Buchan provides a succinct summary of his lengthy arguments for children’s welfare in 25 points, ‘as many people can understand the meaning of a short rule, who are not able to attend to a chain of reasoning’. He emphasises simple, non-sugary foods, loose clothing, cleanliness, lots of outdoor exercise, and not sending children to school too early: all remarkably ‘modern’ …
The ‘science’ on which Buchan’s advice is based – that the four humours in the body must be kept in balance, and imbalance leads to ill-health – is straightforwardly wrong; and some of his specific beliefs (for example that illness strikes through the soles of the feet – something, incidentally, which my grandmother always used to say) now seem quaint. But no twenty-first century physician would disagree with his proposed regimen for healthy adults. Plenty of vegetables, plenty of exercise in fresh air (‘golff’ is recommended as a good exercise, but has to be explained in a footnote), frequent breaks from sedentary occupations, sensible amounts of sleep, keeping yourself clean and avoiding excessive amount of meat and strong liquors – all sound advice.

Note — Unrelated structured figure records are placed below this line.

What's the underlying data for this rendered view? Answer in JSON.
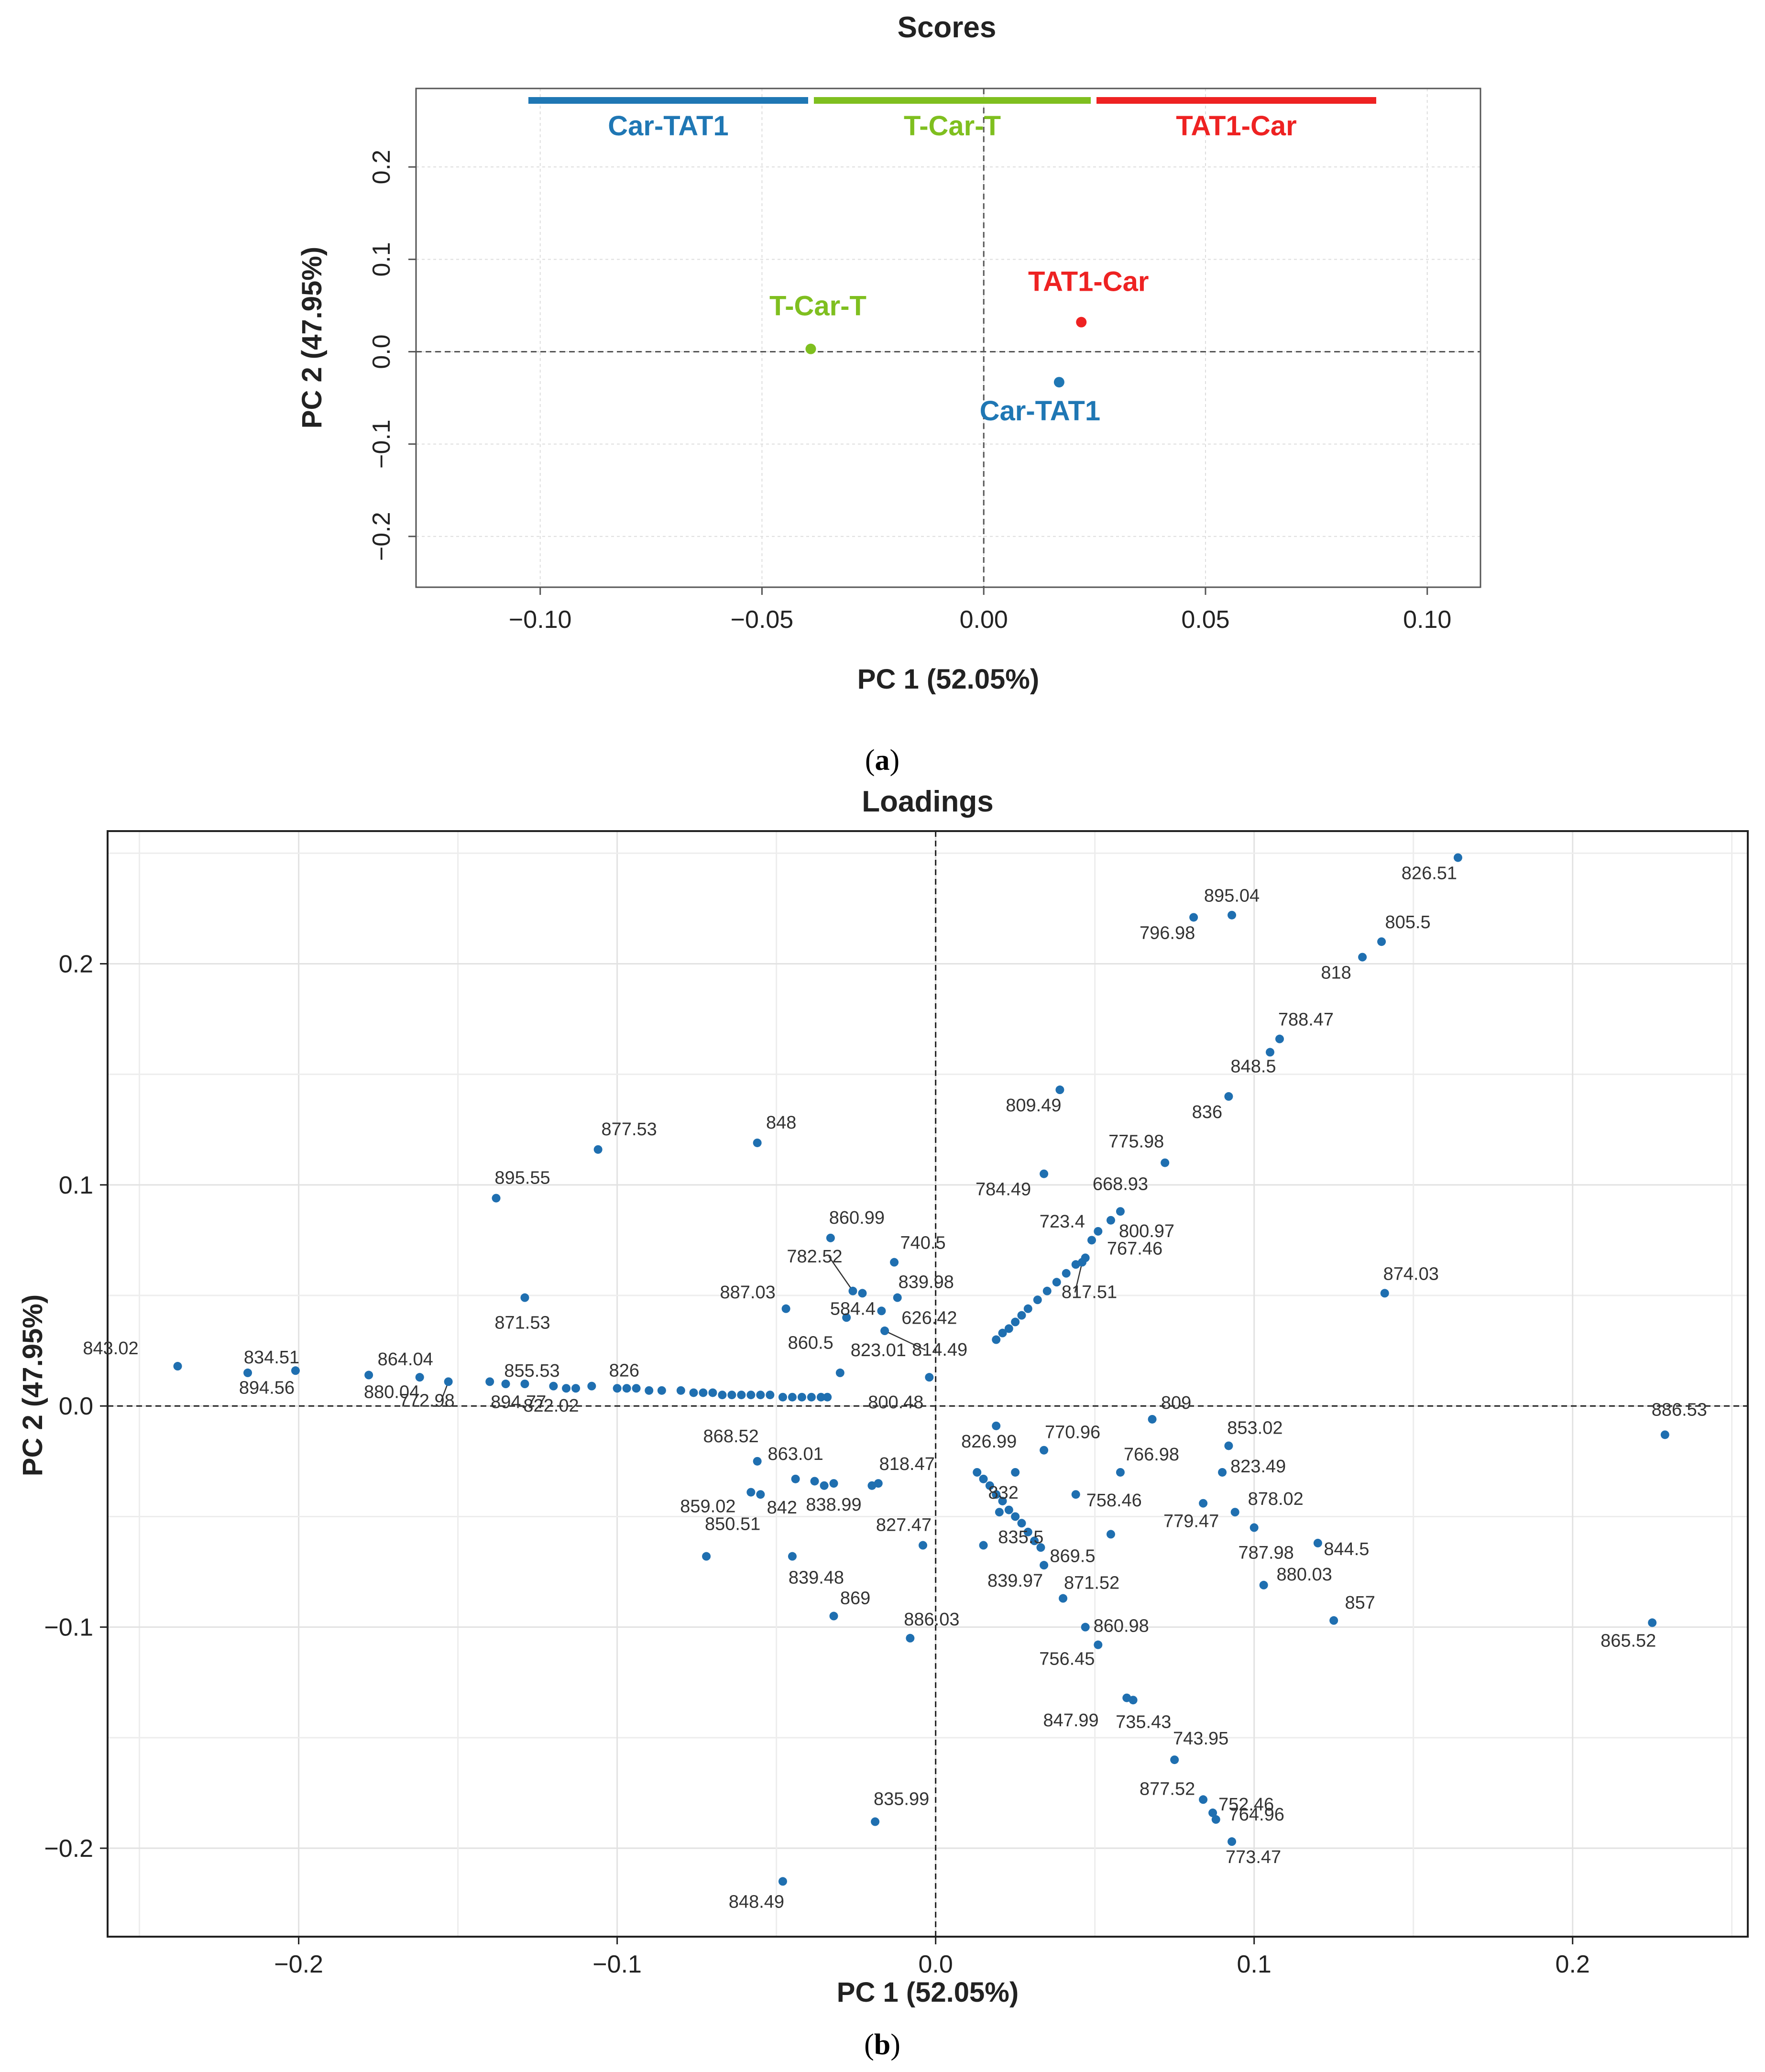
{
  "chart_data": [
    {
      "type": "scatter",
      "panel_caption": {
        "open": "(",
        "letter": "a",
        "close": ")"
      },
      "title": "Scores",
      "xlabel": "PC 1 (52.05%)",
      "ylabel": "PC 2 (47.95%)",
      "xlim": [
        -0.128,
        0.112
      ],
      "ylim": [
        -0.255,
        0.285
      ],
      "xticks": [
        -0.1,
        -0.05,
        0.0,
        0.05,
        0.1
      ],
      "xtick_labels": [
        "−0.10",
        "−0.05",
        "0.00",
        "0.05",
        "0.10"
      ],
      "yticks": [
        -0.2,
        -0.1,
        0.0,
        0.1,
        0.2
      ],
      "ytick_labels": [
        "−0.2",
        "−0.1",
        "0.0",
        "0.1",
        "0.2"
      ],
      "legend_placement": "top",
      "legend": [
        {
          "name": "Car-TAT1",
          "color": "#1f77b4"
        },
        {
          "name": "T-Car-T",
          "color": "#7fbf1f"
        },
        {
          "name": "TAT1-Car",
          "color": "#ee2222"
        }
      ],
      "points": [
        {
          "label": "T-Car-T",
          "x": -0.039,
          "y": 0.003,
          "color": "#7fbf1f"
        },
        {
          "label": "TAT1-Car",
          "x": 0.022,
          "y": 0.032,
          "color": "#ee2222"
        },
        {
          "label": "Car-TAT1",
          "x": 0.017,
          "y": -0.033,
          "color": "#1f77b4"
        }
      ]
    },
    {
      "type": "scatter",
      "panel_caption": {
        "open": "(",
        "letter": "b",
        "close": ")"
      },
      "title": "Loadings",
      "xlabel": "PC 1 (52.05%)",
      "ylabel": "PC 2 (47.95%)",
      "xlim": [
        -0.26,
        0.255
      ],
      "ylim": [
        -0.24,
        0.26
      ],
      "xticks": [
        -0.2,
        -0.1,
        0.0,
        0.1,
        0.2
      ],
      "xtick_labels": [
        "−0.2",
        "−0.1",
        "0.0",
        "0.1",
        "0.2"
      ],
      "yticks": [
        -0.2,
        -0.1,
        0.0,
        0.1,
        0.2
      ],
      "ytick_labels": [
        "−0.2",
        "−0.1",
        "0.0",
        "0.1",
        "0.2"
      ],
      "point_color": "#1f6fb0",
      "labeled_points": [
        {
          "label": "826.51",
          "x": 0.164,
          "y": 0.248
        },
        {
          "label": "895.04",
          "x": 0.093,
          "y": 0.222
        },
        {
          "label": "796.98",
          "x": 0.081,
          "y": 0.221
        },
        {
          "label": "805.5",
          "x": 0.14,
          "y": 0.21
        },
        {
          "label": "818",
          "x": 0.134,
          "y": 0.203
        },
        {
          "label": "788.47",
          "x": 0.108,
          "y": 0.166
        },
        {
          "label": "848.5",
          "x": 0.105,
          "y": 0.16
        },
        {
          "label": "836",
          "x": 0.092,
          "y": 0.14
        },
        {
          "label": "809.49",
          "x": 0.039,
          "y": 0.143
        },
        {
          "label": "775.98",
          "x": 0.072,
          "y": 0.11
        },
        {
          "label": "784.49",
          "x": 0.034,
          "y": 0.105
        },
        {
          "label": "668.93",
          "x": 0.058,
          "y": 0.088
        },
        {
          "label": "800.97",
          "x": 0.055,
          "y": 0.084
        },
        {
          "label": "723.4",
          "x": 0.051,
          "y": 0.079
        },
        {
          "label": "767.46",
          "x": 0.049,
          "y": 0.075
        },
        {
          "label": "817.51",
          "x": 0.046,
          "y": 0.065
        },
        {
          "label": "874.03",
          "x": 0.141,
          "y": 0.051
        },
        {
          "label": "877.53",
          "x": -0.106,
          "y": 0.116
        },
        {
          "label": "848",
          "x": -0.056,
          "y": 0.119
        },
        {
          "label": "895.55",
          "x": -0.138,
          "y": 0.094
        },
        {
          "label": "871.53",
          "x": -0.129,
          "y": 0.049
        },
        {
          "label": "860.99",
          "x": -0.033,
          "y": 0.076
        },
        {
          "label": "782.52",
          "x": -0.026,
          "y": 0.052
        },
        {
          "label": "740.5",
          "x": -0.013,
          "y": 0.065
        },
        {
          "label": "839.98",
          "x": -0.012,
          "y": 0.049
        },
        {
          "label": "584.4",
          "x": -0.023,
          "y": 0.051
        },
        {
          "label": "887.03",
          "x": -0.047,
          "y": 0.044
        },
        {
          "label": "626.42",
          "x": -0.017,
          "y": 0.043
        },
        {
          "label": "860.5",
          "x": -0.028,
          "y": 0.04
        },
        {
          "label": "814.49",
          "x": -0.016,
          "y": 0.034
        },
        {
          "label": "823.01",
          "x": -0.03,
          "y": 0.015
        },
        {
          "label": "800.48",
          "x": -0.002,
          "y": 0.013
        },
        {
          "label": "843.02",
          "x": -0.238,
          "y": 0.018
        },
        {
          "label": "834.51",
          "x": -0.216,
          "y": 0.015
        },
        {
          "label": "894.56",
          "x": -0.201,
          "y": 0.016
        },
        {
          "label": "880.04",
          "x": -0.178,
          "y": 0.014
        },
        {
          "label": "864.04",
          "x": -0.162,
          "y": 0.013
        },
        {
          "label": "772.98",
          "x": -0.153,
          "y": 0.011
        },
        {
          "label": "894.77",
          "x": -0.14,
          "y": 0.011
        },
        {
          "label": "855.53",
          "x": -0.135,
          "y": 0.01
        },
        {
          "label": "822.02",
          "x": -0.129,
          "y": 0.01
        },
        {
          "label": "826",
          "x": -0.108,
          "y": 0.009
        },
        {
          "label": "809",
          "x": 0.068,
          "y": -0.006
        },
        {
          "label": "886.53",
          "x": 0.229,
          "y": -0.013
        },
        {
          "label": "826.99",
          "x": 0.019,
          "y": -0.009
        },
        {
          "label": "853.02",
          "x": 0.092,
          "y": -0.018
        },
        {
          "label": "770.96",
          "x": 0.034,
          "y": -0.02
        },
        {
          "label": "832",
          "x": 0.025,
          "y": -0.03
        },
        {
          "label": "766.98",
          "x": 0.058,
          "y": -0.03
        },
        {
          "label": "823.49",
          "x": 0.09,
          "y": -0.03
        },
        {
          "label": "868.52",
          "x": -0.056,
          "y": -0.025
        },
        {
          "label": "863.01",
          "x": -0.044,
          "y": -0.033
        },
        {
          "label": "818.47",
          "x": -0.018,
          "y": -0.035
        },
        {
          "label": "842",
          "x": -0.055,
          "y": -0.04
        },
        {
          "label": "838.99",
          "x": -0.032,
          "y": -0.035
        },
        {
          "label": "859.02",
          "x": -0.058,
          "y": -0.039
        },
        {
          "label": "758.46",
          "x": 0.044,
          "y": -0.04
        },
        {
          "label": "835.5",
          "x": 0.02,
          "y": -0.048
        },
        {
          "label": "779.47",
          "x": 0.084,
          "y": -0.044
        },
        {
          "label": "878.02",
          "x": 0.094,
          "y": -0.048
        },
        {
          "label": "827.47",
          "x": -0.004,
          "y": -0.063
        },
        {
          "label": "869.5",
          "x": 0.055,
          "y": -0.058
        },
        {
          "label": "844.5",
          "x": 0.12,
          "y": -0.062
        },
        {
          "label": "787.98",
          "x": 0.1,
          "y": -0.055
        },
        {
          "label": "850.51",
          "x": -0.072,
          "y": -0.068
        },
        {
          "label": "839.48",
          "x": -0.045,
          "y": -0.068
        },
        {
          "label": "839.97",
          "x": 0.034,
          "y": -0.072
        },
        {
          "label": "871.52",
          "x": 0.04,
          "y": -0.087
        },
        {
          "label": "880.03",
          "x": 0.103,
          "y": -0.081
        },
        {
          "label": "869",
          "x": -0.032,
          "y": -0.095
        },
        {
          "label": "886.03",
          "x": -0.008,
          "y": -0.105
        },
        {
          "label": "857",
          "x": 0.125,
          "y": -0.097
        },
        {
          "label": "865.52",
          "x": 0.225,
          "y": -0.098
        },
        {
          "label": "860.98",
          "x": 0.047,
          "y": -0.1
        },
        {
          "label": "756.45",
          "x": 0.051,
          "y": -0.108
        },
        {
          "label": "735.43",
          "x": 0.06,
          "y": -0.132
        },
        {
          "label": "847.99",
          "x": 0.062,
          "y": -0.133
        },
        {
          "label": "743.95",
          "x": 0.075,
          "y": -0.16
        },
        {
          "label": "877.52",
          "x": 0.084,
          "y": -0.178
        },
        {
          "label": "752.46",
          "x": 0.087,
          "y": -0.184
        },
        {
          "label": "764.96",
          "x": 0.088,
          "y": -0.187
        },
        {
          "label": "773.47",
          "x": 0.093,
          "y": -0.197
        },
        {
          "label": "835.99",
          "x": -0.019,
          "y": -0.188
        },
        {
          "label": "848.49",
          "x": -0.048,
          "y": -0.215
        }
      ],
      "unlabeled_points": [
        [
          -0.12,
          0.009
        ],
        [
          -0.116,
          0.008
        ],
        [
          -0.113,
          0.008
        ],
        [
          -0.1,
          0.008
        ],
        [
          -0.097,
          0.008
        ],
        [
          -0.094,
          0.008
        ],
        [
          -0.09,
          0.007
        ],
        [
          -0.086,
          0.007
        ],
        [
          -0.08,
          0.007
        ],
        [
          -0.076,
          0.006
        ],
        [
          -0.073,
          0.006
        ],
        [
          -0.07,
          0.006
        ],
        [
          -0.067,
          0.005
        ],
        [
          -0.064,
          0.005
        ],
        [
          -0.061,
          0.005
        ],
        [
          -0.058,
          0.005
        ],
        [
          -0.055,
          0.005
        ],
        [
          -0.052,
          0.005
        ],
        [
          -0.048,
          0.004
        ],
        [
          -0.045,
          0.004
        ],
        [
          -0.042,
          0.004
        ],
        [
          -0.039,
          0.004
        ],
        [
          -0.036,
          0.004
        ],
        [
          -0.034,
          0.004
        ],
        [
          0.019,
          0.03
        ],
        [
          0.021,
          0.033
        ],
        [
          0.023,
          0.035
        ],
        [
          0.025,
          0.038
        ],
        [
          0.027,
          0.041
        ],
        [
          0.029,
          0.044
        ],
        [
          0.032,
          0.048
        ],
        [
          0.035,
          0.052
        ],
        [
          0.038,
          0.056
        ],
        [
          0.041,
          0.06
        ],
        [
          0.044,
          0.064
        ],
        [
          0.047,
          0.067
        ],
        [
          0.013,
          -0.03
        ],
        [
          0.015,
          -0.033
        ],
        [
          0.017,
          -0.036
        ],
        [
          0.019,
          -0.04
        ],
        [
          0.021,
          -0.043
        ],
        [
          0.023,
          -0.047
        ],
        [
          0.025,
          -0.05
        ],
        [
          0.027,
          -0.053
        ],
        [
          0.029,
          -0.057
        ],
        [
          0.031,
          -0.061
        ],
        [
          0.033,
          -0.064
        ],
        [
          -0.038,
          -0.034
        ],
        [
          -0.035,
          -0.036
        ],
        [
          -0.02,
          -0.036
        ],
        [
          0.015,
          -0.063
        ]
      ]
    }
  ]
}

The second half of the book is concerned with the treatment of illnesses. A great deal of attention is paid to the different kinds of fevers, and their appropriate treatments, among which ‘Peruvian’ or ‘jesuits’ bark’ (quinine) is prominent. For consumption, removal to a warmer, drier climate, drinking lots of asses’ milk and horse-riding are recommended – an option not available to the majority of sufferers. For smallpox, he describes in great and gruesome detail the care of both children and adults, but also argues strongly in favour of inoculation, which he believes would be more widespread if it was not kept in the hands of physicians: he gives various suggestions for do-it-yourself vaccination.
Other medicines carry less conviction: crushed woodlice infused in a pint of white wine for the chin-cough (whooping-cough), while to ease the coughing while the woodlice take effect, ‘a little of the syrup of poppies’ is recommended. For heartburn (in which I personally am currently interested), good old milk of magnesia (can one still get it?) is recommended, but also two or three cups of camomile tea a day, with 15-20 drops of elixir of vitriol in them: the latter is sulphuric acid, mixed with alcohol and ginger or cinnamon…
Mental illnesses, including nightmares, melancholy and madness, are dealt with: Buchan’s suggestions are anti-restraint and coercion, and in favour of a gentle regime of lots of vegetables, soothing music, and conversation – a pre-Freudian talking cure. There are separate sections at the end of the book on women’s problems (pregnancy, childbirth and barrenness) and specific illnesses of children, including thrush and teething. Finally, a short section deals with events likely to need surgery, from wounds, dislocation and breakage of bones to ‘ruptures’. Here, inevitably, the amount that can be done in a domestic setting, but there is advice for ‘bonesetters’ and also on aftercare.
In over six hundred pages, Buchan gives clear and simple advice for those trying to deal with the multiple health hazards of an age with contaminated water, inadequate sewage and no grasp of the importance of either personal or community hygiene. The striking elements of his work are his initial common-sense emphasis on maintaining health, and the similar emphasis on maximising the comfort of the patient during treatment. Our image of illness and disease in the eighteenth century is usually a distressing one of pain and suffering often followed by death, but having the thoughtful and compassionate Dr Buchan appear at one’s bedside must have been a great reassurance.